Data-driven discovery of one-dimensional materials

By Holly Ober | Inside UCR |

 

Balandin and Bartels receive $1.12 million grant to discover new van der Waals materials

Alexander Balandin, a distinguished professor of electrical and computer engineering at UC Riverside and Ludwig Bartels, a professor of chemistry, have received a $1.12 million grant from the National Science Foundation (NSF) to conduct data-driven discovery, synthesis, and characterization of a unique new class of materials, referred to as one-dimensional van der Waals bonded solids. 

Two-dimensional van der Waals materials such as graphene exhibit numerous exotic properties, such as the extremely high thermal conductivity of graphene, discovered at UC Riverside. Unlike two-dimensional layered materials, the one-dimensional layered materials have received relatively little research attention, until today. However, they are likely to exhibit many of the useful properties of their two-dimensional counterparts and offer even more variety in electrical and thermal characteristics. 

 

Ludwig Bartels on right and Alexander Balandin on left
Ludwig Bartels (left) and Alexander Balandin (right) in the Phonon Optimized Engineered Materials (POEM) Center at UC Riverside, 2019

The new NSF project will explore a recently discovered class of more than 400 materials that form one-dimensional van der Waals wires of bonded atoms surrounded by gaps, avoiding any unsaturated atoms at the wire perimeter.

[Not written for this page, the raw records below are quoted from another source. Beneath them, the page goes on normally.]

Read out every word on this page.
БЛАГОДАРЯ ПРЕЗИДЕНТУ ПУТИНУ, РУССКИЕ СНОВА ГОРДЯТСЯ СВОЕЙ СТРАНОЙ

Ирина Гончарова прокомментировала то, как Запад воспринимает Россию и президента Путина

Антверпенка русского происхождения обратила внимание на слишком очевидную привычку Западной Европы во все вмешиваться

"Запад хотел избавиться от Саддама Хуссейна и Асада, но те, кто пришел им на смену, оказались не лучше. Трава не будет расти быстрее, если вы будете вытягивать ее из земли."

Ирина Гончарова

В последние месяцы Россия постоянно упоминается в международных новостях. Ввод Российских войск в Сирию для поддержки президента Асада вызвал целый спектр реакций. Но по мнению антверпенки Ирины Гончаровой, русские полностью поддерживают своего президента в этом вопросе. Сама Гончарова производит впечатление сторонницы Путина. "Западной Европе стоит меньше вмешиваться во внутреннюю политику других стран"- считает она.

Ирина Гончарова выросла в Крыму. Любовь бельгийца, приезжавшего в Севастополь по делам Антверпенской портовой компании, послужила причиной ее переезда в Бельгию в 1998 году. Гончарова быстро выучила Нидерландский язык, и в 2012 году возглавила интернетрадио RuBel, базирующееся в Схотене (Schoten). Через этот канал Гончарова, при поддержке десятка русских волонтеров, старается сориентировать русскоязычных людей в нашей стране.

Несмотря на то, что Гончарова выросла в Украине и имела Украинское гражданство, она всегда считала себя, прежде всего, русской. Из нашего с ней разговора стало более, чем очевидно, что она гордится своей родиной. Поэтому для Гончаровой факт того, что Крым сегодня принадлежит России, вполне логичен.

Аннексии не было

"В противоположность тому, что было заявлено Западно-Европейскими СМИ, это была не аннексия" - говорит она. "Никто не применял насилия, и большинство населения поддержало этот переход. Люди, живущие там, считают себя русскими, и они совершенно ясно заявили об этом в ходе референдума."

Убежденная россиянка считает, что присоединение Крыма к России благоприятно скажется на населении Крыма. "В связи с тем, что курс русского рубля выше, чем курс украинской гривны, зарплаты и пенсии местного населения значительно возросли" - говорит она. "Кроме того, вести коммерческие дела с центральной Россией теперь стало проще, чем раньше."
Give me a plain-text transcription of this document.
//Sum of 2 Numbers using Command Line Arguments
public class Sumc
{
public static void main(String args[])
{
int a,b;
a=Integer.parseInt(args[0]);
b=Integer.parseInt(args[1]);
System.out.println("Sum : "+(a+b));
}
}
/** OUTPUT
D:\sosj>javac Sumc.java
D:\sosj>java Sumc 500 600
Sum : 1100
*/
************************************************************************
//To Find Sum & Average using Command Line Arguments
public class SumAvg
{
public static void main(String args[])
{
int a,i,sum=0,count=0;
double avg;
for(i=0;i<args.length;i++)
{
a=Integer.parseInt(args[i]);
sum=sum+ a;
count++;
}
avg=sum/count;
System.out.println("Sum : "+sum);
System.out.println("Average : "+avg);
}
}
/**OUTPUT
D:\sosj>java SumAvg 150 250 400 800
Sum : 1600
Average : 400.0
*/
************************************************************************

A combination of predictive computational techniques, chemical preparation, and physical characterization will be used to identify a spectrum of scientifically interesting and technologically relevant properties of these materials with a focus on electrical transport properties, mechanical response, and phase transformations. The project will address the unique properties of one-dimensional materials and their possible applications in future electronic, optoelectronic and spintronic devices. 

The interdisciplinary project involves collaboration with Evan Reed, an associate professor of materials science at Stanford University, who has a separate budget from NSF for this research. Reed previously cooperated with Balandin and Bartels to demonstrate extremely high electrical current densities and electromigration activation energies in one-dimensional van der Waals metallic nanowires. 

The Stanford group will provide computational support for the experimental activities conducted at UC Riverside. The nanofabrication required for investigation of one-dimensional van der Waals solids will be conducted in the Center for Nanoscale Science and Engineering (CNSE)–Nanofabrication Users’ Facility at UC Riverside.